By Kylie Jacobsen
When Americans think of immigration, only a few particular issues come to mind. Border security, illegal immigration, and amnesty are some of the most controversial topics facing our nation today, and Americans have a tendency to believe that the entire subject of immigration encompasses only these few topics. Although these issues are obviously important to discuss and find solutions for on Capitol Hill, there are many topics of immigration that have a profound effect on our nation as well. The E-Verify system serves as a perfect example of this. Today at The Washington Center, we had the opportunity to listen to speaker Mark Krikorian discuss the E-Verify system in detail and learn a lot about the system and the challenges it faces in the future.
The E-Verify system was initiated in 1986 with the Immigration Reform and Control Act of 1986, where employers were required to certify that their employees were eligible to work in the United States. This was not actually enforced until 1997, when the Basic Pilot Program was launched in selected states. It assists employers in comparing records from an employee’s I-9 form to INS and SSA records, thus determining if an employee is lying about their record. E-Verify has become very popular with employers, with over 480,000 employers that use the service as of 2013. Since 2001, the E-Verify enrollment has increased by 400%. Its rise in popularity is undeniable.

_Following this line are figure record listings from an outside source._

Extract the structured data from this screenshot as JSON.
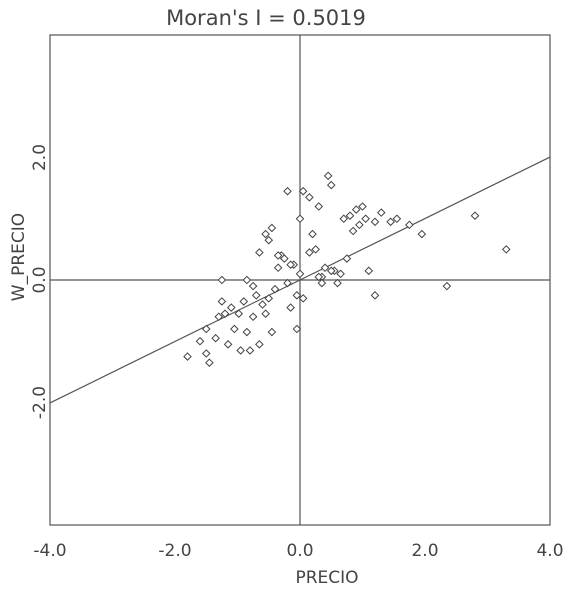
{
  "chart_data": {
    "type": "scatter",
    "title": "Moran's I = 0.5019",
    "xlabel": "PRECIO",
    "ylabel": "W_PRECIO",
    "xlim": [
      -4.0,
      4.0
    ],
    "ylim": [
      -4.0,
      4.0
    ],
    "x_ticks": [
      {
        "value": -4.0,
        "label": "-4.0"
      },
      {
        "value": -2.0,
        "label": "-2.0"
      },
      {
        "value": 0.0,
        "label": "0.0"
      },
      {
        "value": 2.0,
        "label": "2.0"
      },
      {
        "value": 4.0,
        "label": "4.0"
      }
    ],
    "y_ticks": [
      {
        "value": -2.0,
        "label": "-2.0"
      },
      {
        "value": 0.0,
        "label": "0.0"
      },
      {
        "value": 2.0,
        "label": "2.0"
      }
    ],
    "slope": 0.5019,
    "grid": false,
    "zero_lines": true,
    "marker": "diamond",
    "colors": {
      "line": "#555555",
      "text": "#444444",
      "marker": "#444444"
    },
    "points": [
      [
        -1.8,
        -1.25
      ],
      [
        -1.6,
        -1.0
      ],
      [
        -1.5,
        -1.2
      ],
      [
        -1.45,
        -1.35
      ],
      [
        -1.5,
        -0.8
      ],
      [
        -1.35,
        -0.95
      ],
      [
        -1.3,
        -0.6
      ],
      [
        -1.25,
        -0.35
      ],
      [
        -1.2,
        -0.55
      ],
      [
        -1.15,
        -1.05
      ],
      [
        -1.1,
        -0.45
      ],
      [
        -1.05,
        -0.8
      ],
      [
        -0.98,
        -0.55
      ],
      [
        -0.95,
        -1.15
      ],
      [
        -0.9,
        -0.35
      ],
      [
        -0.85,
        -0.85
      ],
      [
        -0.8,
        -1.15
      ],
      [
        -0.75,
        -0.6
      ],
      [
        -0.7,
        -0.25
      ],
      [
        -0.65,
        -1.05
      ],
      [
        -0.6,
        -0.4
      ],
      [
        -0.55,
        -0.55
      ],
      [
        -0.5,
        -0.3
      ],
      [
        -0.45,
        -0.85
      ],
      [
        -0.4,
        -0.15
      ],
      [
        -1.25,
        0.0
      ],
      [
        -0.85,
        0.0
      ],
      [
        -0.75,
        -0.1
      ],
      [
        -0.65,
        0.45
      ],
      [
        -0.55,
        0.75
      ],
      [
        -0.5,
        0.65
      ],
      [
        -0.45,
        0.85
      ],
      [
        -0.35,
        0.2
      ],
      [
        -0.3,
        0.4
      ],
      [
        -0.25,
        0.35
      ],
      [
        -0.2,
        -0.05
      ],
      [
        -0.15,
        -0.45
      ],
      [
        -0.1,
        0.25
      ],
      [
        -0.05,
        -0.25
      ],
      [
        0.0,
        0.1
      ],
      [
        0.05,
        -0.3
      ],
      [
        -0.05,
        -0.8
      ],
      [
        -0.2,
        1.45
      ],
      [
        0.0,
        1.0
      ],
      [
        0.05,
        1.45
      ],
      [
        0.15,
        1.35
      ],
      [
        0.2,
        0.75
      ],
      [
        0.25,
        0.5
      ],
      [
        0.3,
        1.2
      ],
      [
        0.35,
        0.05
      ],
      [
        0.4,
        0.2
      ],
      [
        0.45,
        1.7
      ],
      [
        0.5,
        1.55
      ],
      [
        0.55,
        0.15
      ],
      [
        0.6,
        -0.05
      ],
      [
        0.65,
        0.1
      ],
      [
        0.7,
        1.0
      ],
      [
        0.75,
        0.35
      ],
      [
        0.8,
        1.05
      ],
      [
        0.85,
        0.8
      ],
      [
        0.9,
        1.15
      ],
      [
        0.95,
        0.9
      ],
      [
        1.0,
        1.2
      ],
      [
        1.05,
        1.0
      ],
      [
        1.1,
        0.15
      ],
      [
        1.2,
        0.95
      ],
      [
        1.3,
        1.1
      ],
      [
        1.45,
        0.95
      ],
      [
        1.55,
        1.0
      ],
      [
        1.75,
        0.9
      ],
      [
        1.95,
        0.75
      ],
      [
        0.3,
        0.05
      ],
      [
        0.35,
        -0.05
      ],
      [
        0.5,
        0.15
      ],
      [
        0.15,
        0.45
      ],
      [
        -0.35,
        0.4
      ],
      [
        -0.15,
        0.25
      ],
      [
        1.2,
        -0.25
      ],
      [
        2.35,
        -0.1
      ],
      [
        2.8,
        1.05
      ],
      [
        3.3,
        0.5
      ]
    ]
  }
}
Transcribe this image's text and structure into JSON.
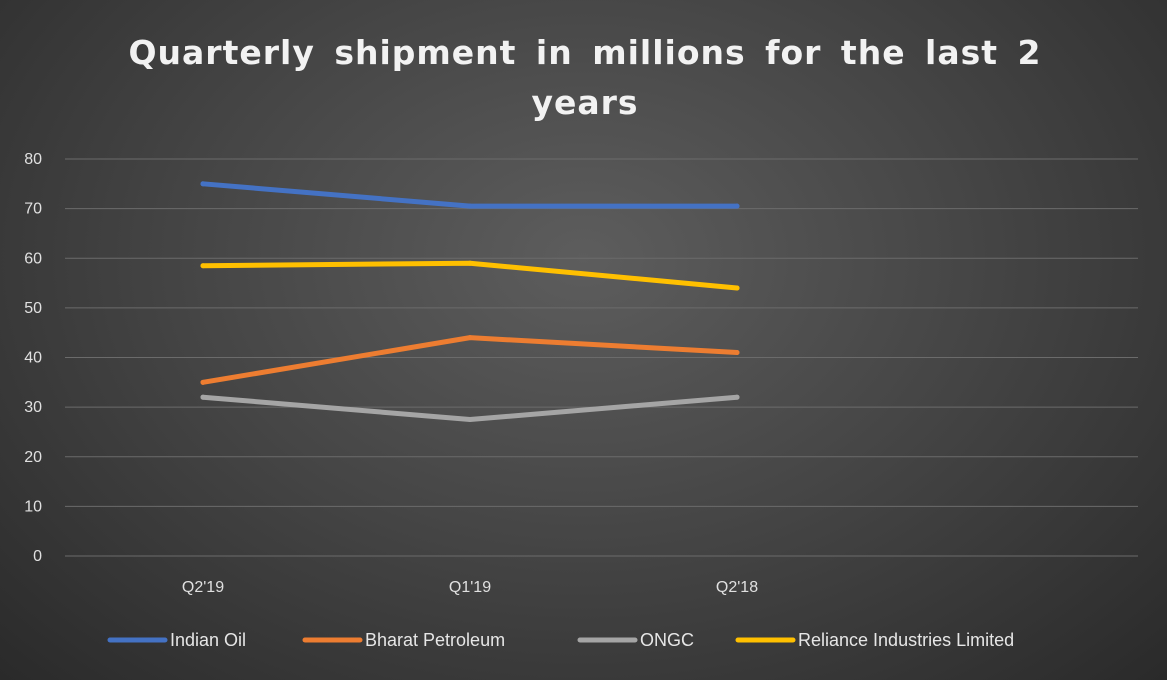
{
  "chart_data": {
    "type": "line",
    "title": "Quarterly shipment in millions for the last 2 years",
    "categories": [
      "Q2'19",
      "Q1'19",
      "Q2'18"
    ],
    "ylim": [
      0,
      80
    ],
    "yticks": [
      0,
      10,
      20,
      30,
      40,
      50,
      60,
      70,
      80
    ],
    "grid": true,
    "legend_position": "bottom",
    "series": [
      {
        "name": "Indian Oil",
        "color": "#4472c4",
        "values": [
          75,
          70.5,
          70.5
        ]
      },
      {
        "name": "Bharat Petroleum",
        "color": "#ed7d31",
        "values": [
          35,
          44,
          41
        ]
      },
      {
        "name": "ONGC",
        "color": "#a5a5a5",
        "values": [
          32,
          27.5,
          32
        ]
      },
      {
        "name": "Reliance Industries Limited",
        "color": "#ffc000",
        "values": [
          58.5,
          59,
          54
        ]
      }
    ]
  }
}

Many states have proposed or have required mandatory E-Verify screenings from employers or state agencies. Last month, Rick Perry issued an executive order that requires all state agencies and contractors to use E-Verify before hiring an employee. In Missouri, a new bill by Rep. Mark Parkinson would require all employers within the state to use E-Verify or face fines instead, although the state already has rules requiring E-Verify use for state agencies and contractors.
Currently, there are five states that require all employees to be checked by E-Verify, while there are thirteen others that require state agencies, contractors, or public employers to utilize E-Verify as well.
While its popularity is the rise, it still has not been used at all by many employers or states. According to Krikorian, last year, only one-third of new hires were screened by employers using E-Verify. This means that E-Verify is not being utilized to its full potential, even though it is a relatively easy way to determine whether employees are legally able to work. Why aren’t more employers making use of E-Verify?
Well, according to Krikorian, there are a variety of reasons. First, employees can save money by hiring undocumented workers. Certain businesses, specifically those involved in large-scale Agrobusiness, are dependent on seasonal workers, and undocumented labor is the easiest to employ. It can also be a time-consuming process for employers. In states where it is not required, such as California and New York, employers do not want to use E-Verify unless they are required to do so.
Generally speaking, Republicans support the implementation of E-Verify by all employers in the U.S., while the Democrats do not . There have been previous attempts by the Republican-controlled House of Representatives to force employers nationwide to use E-Verify, but they have been blocked by the Senate.
With a Republican-controlled Congress during Obama’s final two years of presidency, I find it highly unlikely that there will be any reform to the E-Verify system. The tension between the Obama administration and Congress is at an all-time high. Both sides are unwilling to trust one another, which makes bipartisan reform on immigration, and specifically the E-Verify system, improbable.
Bipartisanship on immigration seems to be an impossible task nowadays on Capitol Hill, and the E-Verify system is no exception to the trend. However, in state and local governments, its usage is on the rise, and there has been a growth in the number of employers using the service. While I do not think the national government will take up the issue in the next few years, I do believe that there is potential for its popularity boom to continue. However, only time will tell.